The Joomla! Forum ™





Forum locked This topic is locked, you cannot edit posts or make further replies.  [ 21 posts ] 
Author Message
PostPosted: Tue Mar 25, 2008 9:00 am 
User avatar
Joomla! Master
Joomla! Master

Joined: Fri Aug 12, 2005 3:47 pm
Posts: 17321
Location: **Translation Matters**
Present status.
Transliteration is implemented in 1.5.x for latin languages only.

Concretely it means that when the alias field remains empty, it is automatically filled by:
1. Latin languages
The ANSI equivalent of accented letters i.e. non-accented letters.
à ->a
ë -> e
Ŝ -> s
etc.
2. Non latin languages (Greek, Cyrillic, Chinese, Arabic scripts, etc.
The date when the article is saved.

Proposal
To implement in core a way to get transliteration applied to any language that would provide the necessary ini file.

At first sight, it could look easy in the sense that a parameter could decide to use or not an available ini, based on language defined for site or admin.
At second sight, not so easy as any unicode glyphs can be used in 1.5.x, whatever the choice of languages for front or back-end.

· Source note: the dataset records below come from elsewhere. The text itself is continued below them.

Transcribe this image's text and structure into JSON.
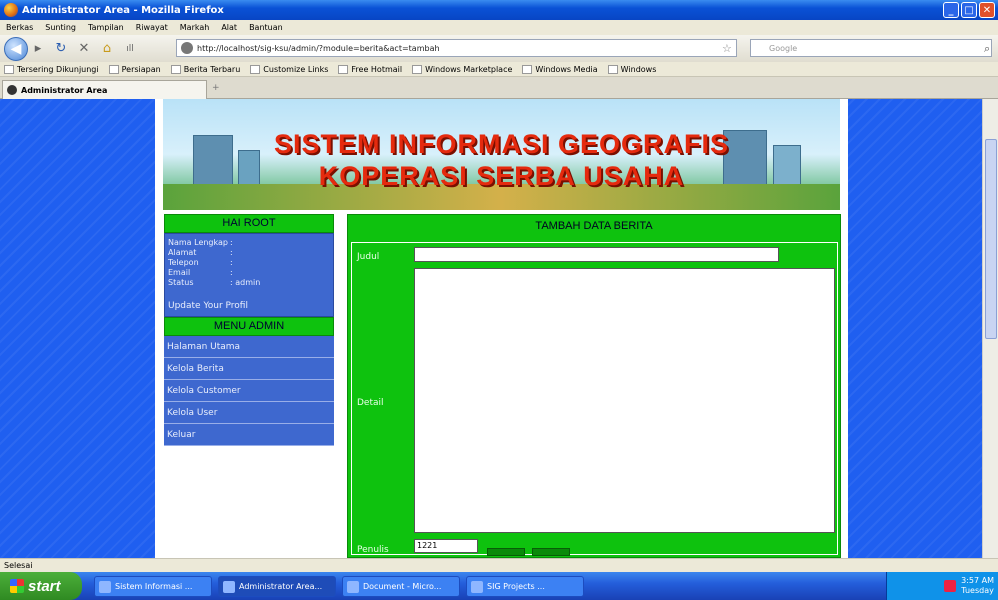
{
  "window": {
    "title": "Administrator Area - Mozilla Firefox"
  },
  "menubar": [
    "Berkas",
    "Sunting",
    "Tampilan",
    "Riwayat",
    "Markah",
    "Alat",
    "Bantuan"
  ],
  "nav": {
    "url": "http://localhost/sig-ksu/admin/?module=berita&act=tambah",
    "search_placeholder": "Google"
  },
  "bookmarks": [
    "Tersering Dikunjungi",
    "Persiapan",
    "Berita Terbaru",
    "Customize Links",
    "Free Hotmail",
    "Windows Marketplace",
    "Windows Media",
    "Windows"
  ],
  "tab": {
    "label": "Administrator Area",
    "new_tab": "+"
  },
  "banner": {
    "line1": "SISTEM INFORMASI GEOGRAFIS",
    "line2": "KOPERASI SERBA USAHA"
  },
  "left_panel": {
    "greeting": "HAI ROOT",
    "profile": [
      {
        "k": "Nama Lengkap",
        "v": ":"
      },
      {
        "k": "Alamat",
        "v": ":"
      },
      {
        "k": "Telepon",
        "v": ":"
      },
      {
        "k": "Email",
        "v": ":"
      },
      {
        "k": "Status",
        "v": ": admin"
      }
    ],
    "update_link": "Update Your Profil",
    "menu_title": "MENU ADMIN",
    "menu": [
      "Halaman Utama",
      "Kelola Berita",
      "Kelola Customer",
      "Kelola User",
      "Keluar"
    ]
  },
  "form": {
    "title": "TAMBAH DATA BERITA",
    "judul_label": "Judul",
    "judul_value": "",
    "detail_label": "Detail",
    "detail_value": "",
    "penulis_label": "Penulis",
    "penulis_value": "1221"
  },
  "status": "Selesai",
  "taskbar": {
    "start": "start",
    "items": [
      "Sistem Informasi ...",
      "Administrator Area...",
      "Document - Micro...",
      "SIG Projects ..."
    ],
    "clock": "3:57 AM",
    "day": "Tuesday"
  }
}
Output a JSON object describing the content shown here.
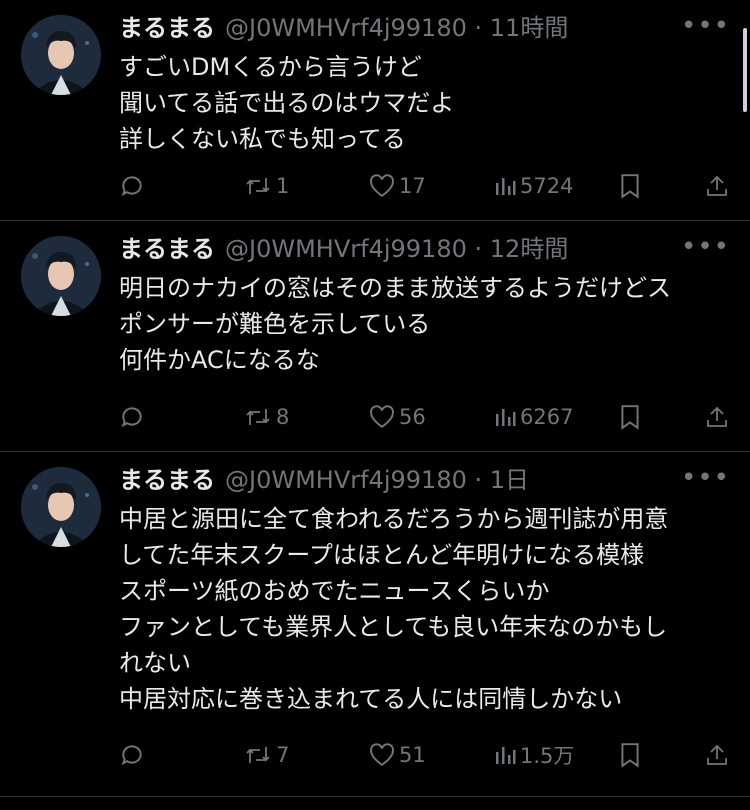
{
  "tweets": [
    {
      "name": "まるまる",
      "handle": "@J0WMHVrf4j99180",
      "time": "11時間",
      "lines": [
        "すごいDMくるから言うけど",
        "聞いてる話で出るのはウマだよ",
        "詳しくない私でも知ってる"
      ],
      "retweets": "1",
      "likes": "17",
      "views": "5724"
    },
    {
      "name": "まるまる",
      "handle": "@J0WMHVrf4j99180",
      "time": "12時間",
      "lines": [
        "明日のナカイの窓はそのまま放送するようだけどス",
        "ポンサーが難色を示している",
        "何件かACになるな"
      ],
      "retweets": "8",
      "likes": "56",
      "views": "6267"
    },
    {
      "name": "まるまる",
      "handle": "@J0WMHVrf4j99180",
      "time": "1日",
      "lines": [
        "中居と源田に全て食われるだろうから週刊誌が用意",
        "してた年末スクープはほとんど年明けになる模様",
        "スポーツ紙のおめでたニュースくらいか",
        "ファンとしても業界人としても良い年末なのかもし",
        "れない",
        "中居対応に巻き込まれてる人には同情しかない"
      ],
      "retweets": "7",
      "likes": "51",
      "views": "1.5万"
    }
  ],
  "separator": "·",
  "more_icon": "more-horizontal-icon",
  "colors": {
    "background": "#000000",
    "text": "#e7e9ea",
    "secondary": "#71767b",
    "divider": "#2f3336"
  }
}
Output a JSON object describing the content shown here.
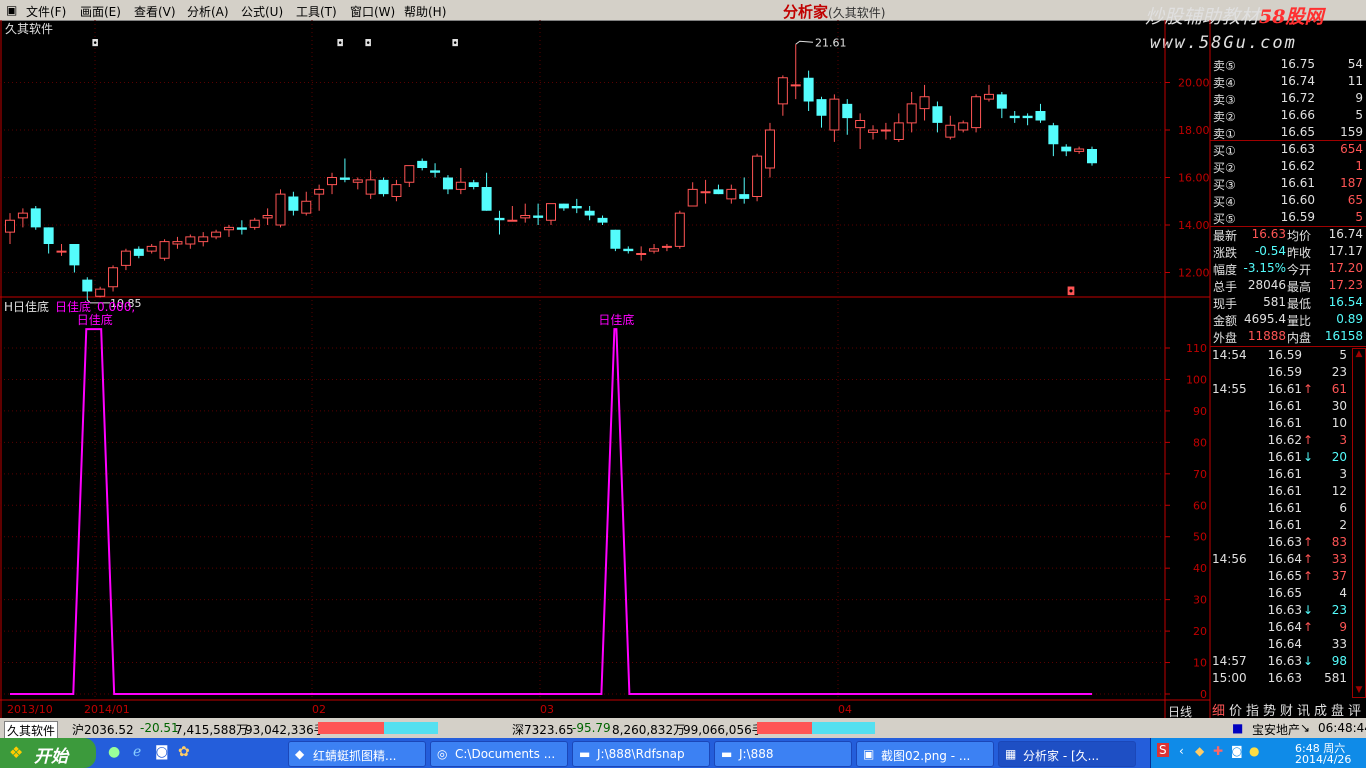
{
  "menu": {
    "items": [
      "文件(F)",
      "画面(E)",
      "查看(V)",
      "分析(A)",
      "公式(U)",
      "工具(T)",
      "窗口(W)",
      "帮助(H)"
    ],
    "app_name": "分析家",
    "app_vendor": "(久其软件)"
  },
  "ad": {
    "title_prefix": "炒股辅助教材",
    "title_brand": "58股网",
    "url": "www.58Gu.com"
  },
  "chart": {
    "stock_name": "久其软件",
    "price_axis_ticks": [
      "20.00",
      "18.00",
      "16.00",
      "14.00",
      "12.00"
    ],
    "high_label": "21.61",
    "low_label": "10.85",
    "indicator_title": "H日佳底",
    "indicator_series_label": "日佳底",
    "indicator_value": "0.000,",
    "signal_label": "日佳底",
    "indicator_axis_ticks": [
      "110",
      "100",
      "90",
      "80",
      "70",
      "60",
      "50",
      "40",
      "30",
      "20",
      "10",
      "0"
    ],
    "date_labels": [
      "2013/10",
      "2014/01",
      "02",
      "03",
      "04"
    ],
    "period": "日线",
    "marker_glyph": "◘",
    "colors": {
      "up": "#ff5555",
      "down": "#54fcfc",
      "indicator": "#ff00ff",
      "axis": "#c00000"
    }
  },
  "chart_data": [
    {
      "type": "candlestick",
      "title": "久其软件",
      "ylim": [
        11,
        22
      ],
      "high_mark": 21.61,
      "low_mark": 10.85,
      "candles": [
        [
          13.7,
          14.5,
          13.2,
          14.2
        ],
        [
          14.3,
          14.7,
          13.9,
          14.5
        ],
        [
          14.7,
          14.8,
          13.8,
          13.9
        ],
        [
          13.9,
          13.9,
          12.8,
          13.2
        ],
        [
          12.9,
          13.2,
          12.7,
          12.9
        ],
        [
          13.2,
          13.2,
          12.0,
          12.3
        ],
        [
          11.7,
          11.8,
          10.85,
          11.2
        ],
        [
          11.0,
          11.4,
          10.95,
          11.3
        ],
        [
          11.4,
          12.3,
          11.2,
          12.2
        ],
        [
          12.3,
          13.0,
          12.1,
          12.9
        ],
        [
          13.0,
          13.1,
          12.6,
          12.7
        ],
        [
          12.9,
          13.2,
          12.8,
          13.1
        ],
        [
          12.6,
          13.4,
          12.5,
          13.3
        ],
        [
          13.2,
          13.5,
          13.0,
          13.3
        ],
        [
          13.2,
          13.6,
          13.0,
          13.5
        ],
        [
          13.3,
          13.7,
          13.1,
          13.5
        ],
        [
          13.5,
          13.8,
          13.4,
          13.7
        ],
        [
          13.8,
          14.0,
          13.5,
          13.9
        ],
        [
          13.9,
          14.2,
          13.6,
          13.8
        ],
        [
          13.9,
          14.3,
          13.8,
          14.2
        ],
        [
          14.3,
          14.7,
          14.0,
          14.4
        ],
        [
          14.0,
          15.5,
          13.9,
          15.3
        ],
        [
          15.2,
          15.4,
          14.4,
          14.6
        ],
        [
          14.5,
          15.4,
          14.4,
          15.0
        ],
        [
          15.3,
          15.7,
          14.6,
          15.5
        ],
        [
          15.7,
          16.2,
          15.3,
          16.0
        ],
        [
          16.0,
          16.8,
          15.8,
          15.9
        ],
        [
          15.8,
          16.0,
          15.5,
          15.9
        ],
        [
          15.3,
          16.3,
          15.1,
          15.9
        ],
        [
          15.9,
          16.0,
          15.2,
          15.3
        ],
        [
          15.2,
          15.9,
          15.0,
          15.7
        ],
        [
          15.8,
          16.5,
          15.6,
          16.5
        ],
        [
          16.7,
          16.8,
          16.3,
          16.4
        ],
        [
          16.3,
          16.6,
          16.0,
          16.2
        ],
        [
          16.0,
          16.1,
          15.3,
          15.5
        ],
        [
          15.5,
          16.4,
          15.3,
          15.8
        ],
        [
          15.8,
          15.9,
          15.5,
          15.6
        ],
        [
          15.6,
          16.2,
          14.6,
          14.6
        ],
        [
          14.3,
          14.6,
          13.6,
          14.2
        ],
        [
          14.2,
          14.8,
          14.2,
          14.2
        ],
        [
          14.3,
          14.9,
          14.1,
          14.4
        ],
        [
          14.4,
          14.9,
          14.0,
          14.3
        ],
        [
          14.2,
          14.9,
          14.0,
          14.9
        ],
        [
          14.9,
          14.9,
          14.6,
          14.7
        ],
        [
          14.8,
          15.1,
          14.5,
          14.7
        ],
        [
          14.6,
          14.8,
          14.2,
          14.4
        ],
        [
          14.3,
          14.4,
          14.0,
          14.1
        ],
        [
          13.8,
          13.8,
          12.9,
          13.0
        ],
        [
          13.0,
          13.1,
          12.8,
          12.9
        ],
        [
          12.8,
          13.1,
          12.5,
          12.8
        ],
        [
          12.9,
          13.2,
          12.8,
          13.0
        ],
        [
          13.1,
          13.2,
          12.9,
          13.1
        ],
        [
          13.1,
          14.6,
          13.0,
          14.5
        ],
        [
          14.8,
          15.8,
          14.8,
          15.5
        ],
        [
          15.4,
          15.9,
          14.9,
          15.4
        ],
        [
          15.5,
          15.7,
          15.3,
          15.3
        ],
        [
          15.1,
          15.7,
          14.9,
          15.5
        ],
        [
          15.3,
          16.0,
          14.9,
          15.1
        ],
        [
          15.2,
          17.0,
          15.0,
          16.9
        ],
        [
          16.4,
          18.3,
          16.0,
          18.0
        ],
        [
          19.1,
          20.3,
          18.6,
          20.2
        ],
        [
          19.9,
          21.61,
          19.3,
          19.9
        ],
        [
          20.2,
          20.5,
          18.8,
          19.2
        ],
        [
          19.3,
          19.4,
          18.1,
          18.6
        ],
        [
          18.0,
          19.5,
          17.5,
          19.3
        ],
        [
          19.1,
          19.3,
          17.8,
          18.5
        ],
        [
          18.1,
          18.7,
          17.2,
          18.4
        ],
        [
          17.9,
          18.2,
          17.6,
          18.0
        ],
        [
          18.0,
          18.3,
          17.6,
          18.0
        ],
        [
          17.6,
          18.7,
          17.5,
          18.3
        ],
        [
          18.3,
          19.6,
          17.9,
          19.1
        ],
        [
          18.9,
          19.9,
          18.4,
          19.4
        ],
        [
          19.0,
          19.2,
          17.9,
          18.3
        ],
        [
          17.7,
          18.6,
          17.6,
          18.2
        ],
        [
          18.0,
          18.4,
          17.9,
          18.3
        ],
        [
          18.1,
          19.5,
          17.9,
          19.4
        ],
        [
          19.3,
          19.9,
          19.2,
          19.5
        ],
        [
          19.5,
          19.6,
          18.5,
          18.9
        ],
        [
          18.6,
          18.8,
          18.3,
          18.5
        ],
        [
          18.6,
          18.7,
          18.2,
          18.5
        ],
        [
          18.8,
          19.1,
          18.3,
          18.4
        ],
        [
          18.2,
          18.3,
          16.9,
          17.4
        ],
        [
          17.3,
          17.4,
          16.9,
          17.1
        ],
        [
          17.1,
          17.3,
          17.0,
          17.2
        ],
        [
          17.2,
          17.3,
          16.5,
          16.6
        ]
      ]
    },
    {
      "type": "line",
      "title": "H日佳底",
      "series": [
        {
          "name": "日佳底",
          "values": [
            0,
            0,
            0,
            0,
            0,
            0,
            116,
            116,
            0,
            0,
            0,
            0,
            0,
            0,
            0,
            0,
            0,
            0,
            0,
            0,
            0,
            0,
            0,
            0,
            0,
            0,
            0,
            0,
            0,
            0,
            0,
            0,
            0,
            0,
            0,
            0,
            0,
            0,
            0,
            0,
            0,
            0,
            0,
            0,
            0,
            0,
            0,
            116,
            0,
            0,
            0,
            0,
            0,
            0,
            0,
            0,
            0,
            0,
            0,
            0,
            0,
            0,
            0,
            0,
            0,
            0,
            0,
            0,
            0,
            0,
            0,
            0,
            0,
            0,
            0,
            0,
            0,
            0,
            0,
            0,
            0,
            0,
            0,
            0,
            0
          ]
        }
      ],
      "ylim": [
        0,
        120
      ],
      "signal_days": [
        6,
        7,
        47
      ]
    }
  ],
  "quote": {
    "asks": [
      {
        "label": "卖⑤",
        "price": "16.75",
        "vol": "54"
      },
      {
        "label": "卖④",
        "price": "16.74",
        "vol": "11"
      },
      {
        "label": "卖③",
        "price": "16.72",
        "vol": "9"
      },
      {
        "label": "卖②",
        "price": "16.66",
        "vol": "5"
      },
      {
        "label": "卖①",
        "price": "16.65",
        "vol": "159"
      }
    ],
    "bids": [
      {
        "label": "买①",
        "price": "16.63",
        "vol": "654"
      },
      {
        "label": "买②",
        "price": "16.62",
        "vol": "1"
      },
      {
        "label": "买③",
        "price": "16.61",
        "vol": "187"
      },
      {
        "label": "买④",
        "price": "16.60",
        "vol": "65"
      },
      {
        "label": "买⑤",
        "price": "16.59",
        "vol": "5"
      }
    ],
    "stats": [
      {
        "l1": "最新",
        "v1": "16.63",
        "c1": "#ff5555",
        "l2": "均价",
        "v2": "16.74",
        "c2": "#e0e0e0"
      },
      {
        "l1": "涨跌",
        "v1": "-0.54",
        "c1": "#54fcfc",
        "l2": "昨收",
        "v2": "17.17",
        "c2": "#e0e0e0"
      },
      {
        "l1": "幅度",
        "v1": "-3.15%",
        "c1": "#54fcfc",
        "l2": "今开",
        "v2": "17.20",
        "c2": "#ff5555"
      },
      {
        "l1": "总手",
        "v1": "28046",
        "c1": "#e0e0e0",
        "l2": "最高",
        "v2": "17.23",
        "c2": "#ff5555"
      },
      {
        "l1": "现手",
        "v1": "581",
        "c1": "#e0e0e0",
        "l2": "最低",
        "v2": "16.54",
        "c2": "#54fcfc"
      },
      {
        "l1": "金额",
        "v1": "4695.4",
        "c1": "#e0e0e0",
        "l2": "量比",
        "v2": "0.89",
        "c2": "#54fcfc"
      },
      {
        "l1": "外盘",
        "v1": "11888",
        "c1": "#ff5555",
        "l2": "内盘",
        "v2": "16158",
        "c2": "#54fcfc"
      }
    ],
    "ticks": [
      {
        "time": "14:54",
        "price": "16.59",
        "dir": "",
        "vol": "5"
      },
      {
        "time": "",
        "price": "16.59",
        "dir": "",
        "vol": "23"
      },
      {
        "time": "14:55",
        "price": "16.61",
        "dir": "up",
        "vol": "61"
      },
      {
        "time": "",
        "price": "16.61",
        "dir": "",
        "vol": "30"
      },
      {
        "time": "",
        "price": "16.61",
        "dir": "",
        "vol": "10"
      },
      {
        "time": "",
        "price": "16.62",
        "dir": "up",
        "vol": "3"
      },
      {
        "time": "",
        "price": "16.61",
        "dir": "down",
        "vol": "20"
      },
      {
        "time": "",
        "price": "16.61",
        "dir": "",
        "vol": "3"
      },
      {
        "time": "",
        "price": "16.61",
        "dir": "",
        "vol": "12"
      },
      {
        "time": "",
        "price": "16.61",
        "dir": "",
        "vol": "6"
      },
      {
        "time": "",
        "price": "16.61",
        "dir": "",
        "vol": "2"
      },
      {
        "time": "",
        "price": "16.63",
        "dir": "up",
        "vol": "83"
      },
      {
        "time": "14:56",
        "price": "16.64",
        "dir": "up",
        "vol": "33"
      },
      {
        "time": "",
        "price": "16.65",
        "dir": "up",
        "vol": "37"
      },
      {
        "time": "",
        "price": "16.65",
        "dir": "",
        "vol": "4"
      },
      {
        "time": "",
        "price": "16.63",
        "dir": "down",
        "vol": "23"
      },
      {
        "time": "",
        "price": "16.64",
        "dir": "up",
        "vol": "9"
      },
      {
        "time": "",
        "price": "16.64",
        "dir": "",
        "vol": "33"
      },
      {
        "time": "14:57",
        "price": "16.63",
        "dir": "down",
        "vol": "98"
      },
      {
        "time": "15:00",
        "price": "16.63",
        "dir": "",
        "vol": "581"
      }
    ],
    "tabs": [
      "细",
      "价",
      "指",
      "势",
      "财",
      "讯",
      "成",
      "盘",
      "评"
    ]
  },
  "status": {
    "name": "久其软件",
    "sh_index": "沪2036.52",
    "sh_change": "-20.51",
    "sh_amount": "7,415,588万",
    "sh_volume": "93,042,336手",
    "sz_index": "深7323.65",
    "sz_change": "-95.79",
    "sz_amount": "8,260,832万",
    "sz_volume": "99,066,056手",
    "sector": "宝安地产",
    "time": "06:48:44"
  },
  "taskbar": {
    "start": "开始",
    "tasks": [
      "红蜻蜓抓图精...",
      "C:\\Documents ...",
      "J:\\888\\Rdfsnap",
      "J:\\888",
      "截图02.png - ...",
      "分析家 - [久..."
    ],
    "clock_time": "6:48 周六",
    "clock_date": "2014/4/26"
  }
}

Yvolk proposed, a year ago, a solution which was not followed up:
viewtopic.php?f=231&t=140836&st=0&sk=t&sd=a&hilit=transliteration&start=90#p749972

Could anyone have a look and consider its feasability for 1.6?

_________________
Jean-Marie Simonet / infograf · http://www.info-graf.fr
Multilanguage in 2.5: http://help.joomla.org/files/EN-GB_multilang_tutorial.pdf
---------------------------------
Joomla Translation Coordination Team • Joomla! Production Working Group


Top
 Profile  
 
PostPosted: Tue Mar 25, 2008 10:31 am 
User avatar
Joomla! Virtuoso
Joomla! Virtuoso

Joined: Fri Sep 02, 2005 10:06 am
Posts: 3177
Location: Solar system - Earth - European Union
very interesting your thread about a more international language support... I think this problem can be a big issue when you can have an URL directly written in russian / chinese and so on...

_________________
former Q&T WorkGroup Joomla member - Italian Translation Team Member


Top
 Profile  
 
PostPosted: Tue Mar 25, 2008 10:02 pm 
Joomla! Champion
Joomla! Champion

Joined: Wed Nov 22, 2006 3:35 pm
Posts: 7056
Location: Nebraska
I don't know what all this involves and how a solution would be designed, but I would welcome this improvement.

_________________
http://Twitter.com/AmyStephen
http://www.alltogetherasawhole.org/


Top
 Profile  
 
PostPosted: Thu Mar 27, 2008 3:52 pm 
User avatar
Joomla! Guru
Joomla! Guru

Joined: Thu Jun 01, 2006 1:52 pm
Posts: 979
Location: Moscow, Russia
Thank you, infograf768, for relaunching this topic 8)
I'm still ready to help, if I'll be needed.


Top
 Profile  
 
PostPosted: Thu Jul 17, 2008 10:20 am 
User avatar
Joomla! Guru
Joomla! Guru

Joined: Thu Jun 01, 2006 1:52 pm
Posts: 979
Location: Moscow, Russia
Hi, I have good news!
I've moved this last year's work to the working multilingual plugin, yvTransliterate.
The plugin works, although its integration with Joomla! is not smart enough, and this may
give new impulse for Joomla! core team to improve multilingual support of Joomla!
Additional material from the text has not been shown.